Maybe you’ve been putting off tackling emotionally-charged money talks with your loved ones. Here’s how—and why—to start.

Life is full of difficult conversations, but few are harder to initiate than the one about what will happen to your assets, and perhaps even your children, when you are no longer here or able to take care of them. Facing our own mortality is overwhelming enough without the stress of making crucial financial decisions that will have implications long after you are gone. But getting your affairs in order is one of the most important things you can do for your loved ones, says Shelly Eweka, a Senior Director, Financial Planning Strategy at TIAA. “People think, oh, I don’t have anything, or this person will just take care of it, but that’s just wrong. Your spouse or children could be dealing with your death or incapacitation, and on top of that, now they’re trying to gain access to your accounts or find out whether you had a life insurance policy,” she says.

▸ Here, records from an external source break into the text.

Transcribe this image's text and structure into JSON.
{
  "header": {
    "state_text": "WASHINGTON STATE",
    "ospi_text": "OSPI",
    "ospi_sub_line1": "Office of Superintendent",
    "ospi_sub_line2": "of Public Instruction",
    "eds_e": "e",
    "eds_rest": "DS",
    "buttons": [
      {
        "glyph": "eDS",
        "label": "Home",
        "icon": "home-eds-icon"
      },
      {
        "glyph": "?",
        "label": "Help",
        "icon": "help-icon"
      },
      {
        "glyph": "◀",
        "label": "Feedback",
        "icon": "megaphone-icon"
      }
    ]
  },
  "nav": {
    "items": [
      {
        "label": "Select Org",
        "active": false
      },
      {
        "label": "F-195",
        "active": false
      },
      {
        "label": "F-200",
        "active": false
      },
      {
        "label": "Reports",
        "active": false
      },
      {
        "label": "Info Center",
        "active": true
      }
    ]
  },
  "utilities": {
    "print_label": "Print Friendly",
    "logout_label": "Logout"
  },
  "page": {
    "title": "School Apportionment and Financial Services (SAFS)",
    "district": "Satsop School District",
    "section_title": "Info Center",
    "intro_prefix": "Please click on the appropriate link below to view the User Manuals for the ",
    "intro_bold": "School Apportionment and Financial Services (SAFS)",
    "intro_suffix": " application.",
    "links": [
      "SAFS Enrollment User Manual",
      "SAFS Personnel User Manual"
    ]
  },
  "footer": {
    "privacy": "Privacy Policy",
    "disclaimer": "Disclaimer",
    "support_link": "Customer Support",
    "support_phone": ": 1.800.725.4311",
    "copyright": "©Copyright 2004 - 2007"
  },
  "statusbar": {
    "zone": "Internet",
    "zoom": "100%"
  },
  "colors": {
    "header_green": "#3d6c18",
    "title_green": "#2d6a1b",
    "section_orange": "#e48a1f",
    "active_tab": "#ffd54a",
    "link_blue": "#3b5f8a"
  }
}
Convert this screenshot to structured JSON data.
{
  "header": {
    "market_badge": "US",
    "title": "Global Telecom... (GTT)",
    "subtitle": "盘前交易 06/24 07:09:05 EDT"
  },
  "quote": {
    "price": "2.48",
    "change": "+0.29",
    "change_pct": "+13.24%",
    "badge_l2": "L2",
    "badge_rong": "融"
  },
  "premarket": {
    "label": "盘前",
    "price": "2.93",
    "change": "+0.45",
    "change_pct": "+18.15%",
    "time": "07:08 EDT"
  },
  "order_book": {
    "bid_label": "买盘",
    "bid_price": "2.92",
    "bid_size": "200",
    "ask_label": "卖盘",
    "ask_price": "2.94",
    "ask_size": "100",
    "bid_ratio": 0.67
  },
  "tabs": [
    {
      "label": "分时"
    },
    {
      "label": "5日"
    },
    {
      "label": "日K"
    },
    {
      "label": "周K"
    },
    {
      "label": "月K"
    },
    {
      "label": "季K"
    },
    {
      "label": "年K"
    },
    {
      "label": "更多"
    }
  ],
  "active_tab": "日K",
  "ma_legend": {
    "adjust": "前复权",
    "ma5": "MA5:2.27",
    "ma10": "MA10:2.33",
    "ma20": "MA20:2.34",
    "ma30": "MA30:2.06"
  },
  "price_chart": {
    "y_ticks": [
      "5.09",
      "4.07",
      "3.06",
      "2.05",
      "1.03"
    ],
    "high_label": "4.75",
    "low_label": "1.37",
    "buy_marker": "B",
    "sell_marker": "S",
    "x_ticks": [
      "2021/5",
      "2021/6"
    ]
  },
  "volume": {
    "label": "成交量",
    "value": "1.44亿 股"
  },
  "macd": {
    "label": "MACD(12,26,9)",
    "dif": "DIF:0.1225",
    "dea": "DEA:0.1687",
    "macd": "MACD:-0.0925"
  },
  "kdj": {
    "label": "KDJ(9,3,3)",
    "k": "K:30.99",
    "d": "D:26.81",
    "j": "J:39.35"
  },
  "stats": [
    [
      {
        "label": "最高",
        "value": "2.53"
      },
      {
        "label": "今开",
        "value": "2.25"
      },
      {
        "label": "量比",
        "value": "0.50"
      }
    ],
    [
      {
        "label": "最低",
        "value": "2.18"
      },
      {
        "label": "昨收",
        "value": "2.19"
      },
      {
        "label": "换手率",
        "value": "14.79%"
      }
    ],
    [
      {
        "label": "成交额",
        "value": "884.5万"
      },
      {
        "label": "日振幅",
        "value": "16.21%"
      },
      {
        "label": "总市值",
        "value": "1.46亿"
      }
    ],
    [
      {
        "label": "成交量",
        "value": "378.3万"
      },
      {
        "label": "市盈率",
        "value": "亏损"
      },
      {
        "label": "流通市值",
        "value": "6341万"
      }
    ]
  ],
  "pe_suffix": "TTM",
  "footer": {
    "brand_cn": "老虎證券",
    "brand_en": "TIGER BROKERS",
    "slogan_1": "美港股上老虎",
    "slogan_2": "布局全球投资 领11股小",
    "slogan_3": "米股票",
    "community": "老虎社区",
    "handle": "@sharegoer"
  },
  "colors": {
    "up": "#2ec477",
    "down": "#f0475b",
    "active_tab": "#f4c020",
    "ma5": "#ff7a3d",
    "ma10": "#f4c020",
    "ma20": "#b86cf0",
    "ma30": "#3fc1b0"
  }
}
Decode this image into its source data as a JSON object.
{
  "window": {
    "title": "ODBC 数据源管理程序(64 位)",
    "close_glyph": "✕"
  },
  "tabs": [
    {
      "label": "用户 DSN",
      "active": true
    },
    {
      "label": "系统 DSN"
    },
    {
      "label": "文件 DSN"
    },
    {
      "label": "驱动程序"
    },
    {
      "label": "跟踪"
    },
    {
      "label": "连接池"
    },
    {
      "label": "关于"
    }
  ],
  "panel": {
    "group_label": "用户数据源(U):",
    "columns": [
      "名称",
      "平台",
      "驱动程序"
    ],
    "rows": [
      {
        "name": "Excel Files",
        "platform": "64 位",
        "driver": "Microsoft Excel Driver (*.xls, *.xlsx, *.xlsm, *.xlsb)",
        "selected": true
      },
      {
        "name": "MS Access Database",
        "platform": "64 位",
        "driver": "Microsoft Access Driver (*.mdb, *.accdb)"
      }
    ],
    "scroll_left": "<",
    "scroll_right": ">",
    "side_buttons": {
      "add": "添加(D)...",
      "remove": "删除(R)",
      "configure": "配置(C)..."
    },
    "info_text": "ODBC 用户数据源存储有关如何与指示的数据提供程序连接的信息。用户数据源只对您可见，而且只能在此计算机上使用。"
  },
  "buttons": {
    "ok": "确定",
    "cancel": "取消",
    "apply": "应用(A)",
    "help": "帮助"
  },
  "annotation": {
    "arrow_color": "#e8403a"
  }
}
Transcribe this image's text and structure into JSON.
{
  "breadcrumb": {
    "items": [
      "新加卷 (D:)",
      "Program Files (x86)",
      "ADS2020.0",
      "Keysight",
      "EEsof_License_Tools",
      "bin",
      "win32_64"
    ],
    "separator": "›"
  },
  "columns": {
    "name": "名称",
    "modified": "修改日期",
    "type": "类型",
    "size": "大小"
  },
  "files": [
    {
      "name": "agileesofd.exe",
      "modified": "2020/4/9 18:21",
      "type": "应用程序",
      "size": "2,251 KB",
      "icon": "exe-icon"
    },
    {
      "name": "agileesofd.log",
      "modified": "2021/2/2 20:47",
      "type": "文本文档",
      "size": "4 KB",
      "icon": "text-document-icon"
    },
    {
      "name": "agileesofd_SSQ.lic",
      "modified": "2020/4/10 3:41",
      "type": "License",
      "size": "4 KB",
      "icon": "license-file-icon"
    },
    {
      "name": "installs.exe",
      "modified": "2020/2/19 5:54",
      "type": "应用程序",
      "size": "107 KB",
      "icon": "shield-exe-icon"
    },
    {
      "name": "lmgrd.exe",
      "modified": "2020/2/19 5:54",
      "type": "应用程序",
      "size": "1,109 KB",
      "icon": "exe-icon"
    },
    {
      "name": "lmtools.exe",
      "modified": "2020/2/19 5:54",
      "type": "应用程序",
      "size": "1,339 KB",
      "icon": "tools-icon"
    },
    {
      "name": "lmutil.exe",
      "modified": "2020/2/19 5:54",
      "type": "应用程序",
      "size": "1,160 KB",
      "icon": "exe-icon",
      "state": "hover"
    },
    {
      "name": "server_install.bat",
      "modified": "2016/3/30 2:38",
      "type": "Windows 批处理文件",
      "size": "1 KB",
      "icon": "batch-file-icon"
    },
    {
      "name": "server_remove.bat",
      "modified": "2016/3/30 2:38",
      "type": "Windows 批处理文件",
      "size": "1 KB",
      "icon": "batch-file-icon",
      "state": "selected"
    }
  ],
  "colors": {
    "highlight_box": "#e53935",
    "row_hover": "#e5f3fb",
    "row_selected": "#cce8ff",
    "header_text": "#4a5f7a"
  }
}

“Ask your parents, ‘If you get sick, what would you like me to do? How can I help support you?’”

- Patricia Saul, Ph.D.

Talking to your spouse

While it’s worthwhile to hire an estate attorney to draw up a living will, power of attorney, a healthcare directive, and a will that includes instructions for guardianship of your minor children, the first step is to talk to your spouse or partner about what their thoughts are on all of these topics. “If you’re hesitant to start the conversation, it helps to remember that your spouse or partner doesn’t really want to talk about this either,” says Patricia Saul, Ph.D., a psychotherapist in Wyckoff, New Jersey. “There’s a natural desire to avoid this topic at all costs, and that needs to be respected.”
 
With that in mind, Saul recommends setting aside a stress-free time (maybe on a Sunday morning after you’ve both had coffee) where you’ll discuss heavy subjects like who will be the executor of your will, or what your wishes would be if you were to become incapacitated. Keep the conversation to no more than an hour, and if things get sticky, table the discussion and schedule another time to talk. “The most important thing is to preserve your relationship, and sometimes that means backing off,” Saul says.
 
However, if after several attempts you still can’t come to an agreement on serious questions (such as who’s the best guardian for your children) Saul suggests asking a trusted mutual friend or family member to sit in on your next roundtable and observe, after which they can give you input on where you might be at an impasse.  It’s also helpful to think about how your decisions will affect those you are leaving behind, like if you have adult children, and you need to select one of them to be your executor. “Ask yourself, ‘If I’m not here, and I want my kids to still talk to each other, which kid can I pick where that will be the case?’” says Saul.

Talking to your parents

Once you’ve made headway on your own affairs, it’s natural to want to know if your parents have done the same. Healthcare decisions are often a good starting point, says Saul, especially if they’ve recently overcome a bout with a non-life threatening illness. “Use this as your ‘in’ and ask your parents, ‘If you get sick, what would you like me to do? How can I help support you?’” she says.
 
Whatever they end up deciding regarding both their health and their finances, make sure it’s written down in a legal document (again, that’s where an estate planner can help) so that everyone is on the same page. “One of the biggest mistakes people make is implementation,” says Mark Schrader, a Financial Planning Strategist at TIAA. “They make the plans but don’t line up the beneficiaries. All of your documents have to line up.”
 
And finally, focus on the positive: There’s a tremendous amount of relief that comes with getting your affairs in order. “Family members feel better, you feel better. There’s a real palpable satisfaction knowing that if the power goes out, things will still keep running,” says Daniel Ruppel, another Financial Planning Strategist at TIAA. “It’s like having a backup generator.”